Again, the big box represent the entire sample space
so there’s a probability of 1 corresponding to that whole box.
The area -- the probability in the circle corresponding to A represents the probability of A.
The probability in the circle corresponding to B represents the probability of B.
And note that they don't overlap so the total probability in those two circles
is just the probability in a one circle plus the probability in the other circle.
Let's look at the traffic light example again.
Suppose the probability that the light is yellow is 0.2.
What's the probability that the light is either green or yellow?
Well, we're gonna use the addition rule for disjoint events.
Probability of G or Y is equal to the probability of G plus the probability of Y or 0.35 plus 0.32 or 0.55.
So the probability is either yellow or green with the probability 0.55.
We can move this rule -- we can generalize it to any number of disjoint events.
So for example we can use it this to check probability assignments.
Suppose A, B and C are disjoint events then the probability that the A occurs
or B occurs or C occurs is just the probability that A occurs
plus the probability that B occurs plus the probability that C occurs.
What about independent events?
We say that two events A and B are independent
if the occurrence of A does not have any effect on the probability that B occurs.
For example if your job requires you to fly from Atlanta to Houston every Monday morning,
and the airline's website says that the probability that the flight is on time is 0.85.
Well, what is the probability that the flight is on time the next two weeks?
We're gonna assume that the two flights occur independently.
What this is question is asking is what is the probability that the flight in on time this week
and that it’s on time next week?
For independent events, this is an easy question to answer.
We have a multiplication rule, if two events A and B are independent
then probability that both A and B occur which is written P of A cap B or probability of A intersect B
is given by P of A intersect B is equal to the probability of A times the probability of B.
If we let A be the event that this week's flight is on time,
and B be the event that next week's flight is on time,
then we have that the probability of A is equal to the probability of B is equal to 0.85.
We assume that A and B are independent, right?
That the flights occur independently, so the probability that both flights are on time is P of A and B
which is the probability of A times the probability of B or 0.85 times 0.85 or 0.7225.
In probability there are bunch of things that can go wrong and several pitfalls that we want to avoid.
We wanna beware of the probabilities that don't add up to 1.
We don't wanna add probability of events if they're not disjoint
and similarly we don't wanna multiply probabilities of events if they're not independent.

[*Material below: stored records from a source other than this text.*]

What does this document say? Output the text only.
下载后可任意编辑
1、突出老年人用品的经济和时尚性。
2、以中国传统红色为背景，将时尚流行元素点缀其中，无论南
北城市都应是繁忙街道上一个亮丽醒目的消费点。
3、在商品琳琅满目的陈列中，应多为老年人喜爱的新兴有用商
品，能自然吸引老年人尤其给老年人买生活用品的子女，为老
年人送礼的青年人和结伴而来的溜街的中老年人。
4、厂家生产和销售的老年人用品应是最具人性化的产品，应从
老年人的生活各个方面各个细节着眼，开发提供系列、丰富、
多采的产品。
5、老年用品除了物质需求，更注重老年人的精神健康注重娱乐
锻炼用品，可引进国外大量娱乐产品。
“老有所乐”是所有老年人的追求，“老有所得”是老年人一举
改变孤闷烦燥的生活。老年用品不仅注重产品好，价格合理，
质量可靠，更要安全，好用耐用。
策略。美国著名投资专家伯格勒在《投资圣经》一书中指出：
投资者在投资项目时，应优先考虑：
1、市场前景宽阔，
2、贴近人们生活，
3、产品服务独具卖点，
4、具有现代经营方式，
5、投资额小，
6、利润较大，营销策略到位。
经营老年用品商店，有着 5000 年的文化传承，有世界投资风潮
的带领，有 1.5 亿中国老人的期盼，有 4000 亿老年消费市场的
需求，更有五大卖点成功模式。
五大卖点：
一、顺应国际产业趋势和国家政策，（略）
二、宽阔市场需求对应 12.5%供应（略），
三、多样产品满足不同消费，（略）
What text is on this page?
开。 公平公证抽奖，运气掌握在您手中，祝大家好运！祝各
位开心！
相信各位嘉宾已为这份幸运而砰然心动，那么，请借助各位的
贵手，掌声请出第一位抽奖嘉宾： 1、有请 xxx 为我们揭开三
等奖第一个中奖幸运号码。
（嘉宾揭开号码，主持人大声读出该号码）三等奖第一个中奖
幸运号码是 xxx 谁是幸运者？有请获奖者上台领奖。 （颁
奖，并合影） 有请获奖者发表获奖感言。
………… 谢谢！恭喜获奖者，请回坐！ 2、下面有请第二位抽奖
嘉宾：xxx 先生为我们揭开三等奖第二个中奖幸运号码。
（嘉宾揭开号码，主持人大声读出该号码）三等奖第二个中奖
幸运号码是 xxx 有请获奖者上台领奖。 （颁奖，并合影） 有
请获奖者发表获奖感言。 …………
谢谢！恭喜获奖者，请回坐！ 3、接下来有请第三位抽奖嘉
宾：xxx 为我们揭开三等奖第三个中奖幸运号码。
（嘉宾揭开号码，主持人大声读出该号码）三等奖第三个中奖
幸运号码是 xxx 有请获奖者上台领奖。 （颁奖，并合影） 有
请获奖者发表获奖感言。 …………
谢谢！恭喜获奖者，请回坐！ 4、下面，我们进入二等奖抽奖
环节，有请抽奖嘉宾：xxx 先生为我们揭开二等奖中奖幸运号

Don't confuse disjoint and independent, they're not the same thing
disjoint events cannot be independent by definition
because knowing that one occurred tells you that the other one didn't.
The probability, or one of them occurring tells you that the probability of the other one occurring is zero.
So disjoint events cannot be independent.
Don't make the mistake of using the law of large numbers to describe events in the short term.
Remember the Mike Trout example, where that doesn't mean he's due for a hit.
And finally, be sure to think about whether or not assuming events are independent is a reasonable thing to do.
In this section, what we've done is we describe what random phenomenon and probabilities are.
We looked at some common rules of probability,
and we describe some of the issues that can arise when using probabilities,
and we also illustrated some of these things in pictures.
This is the end of Lecture 11, and we’ll see you back her for Lecture 12.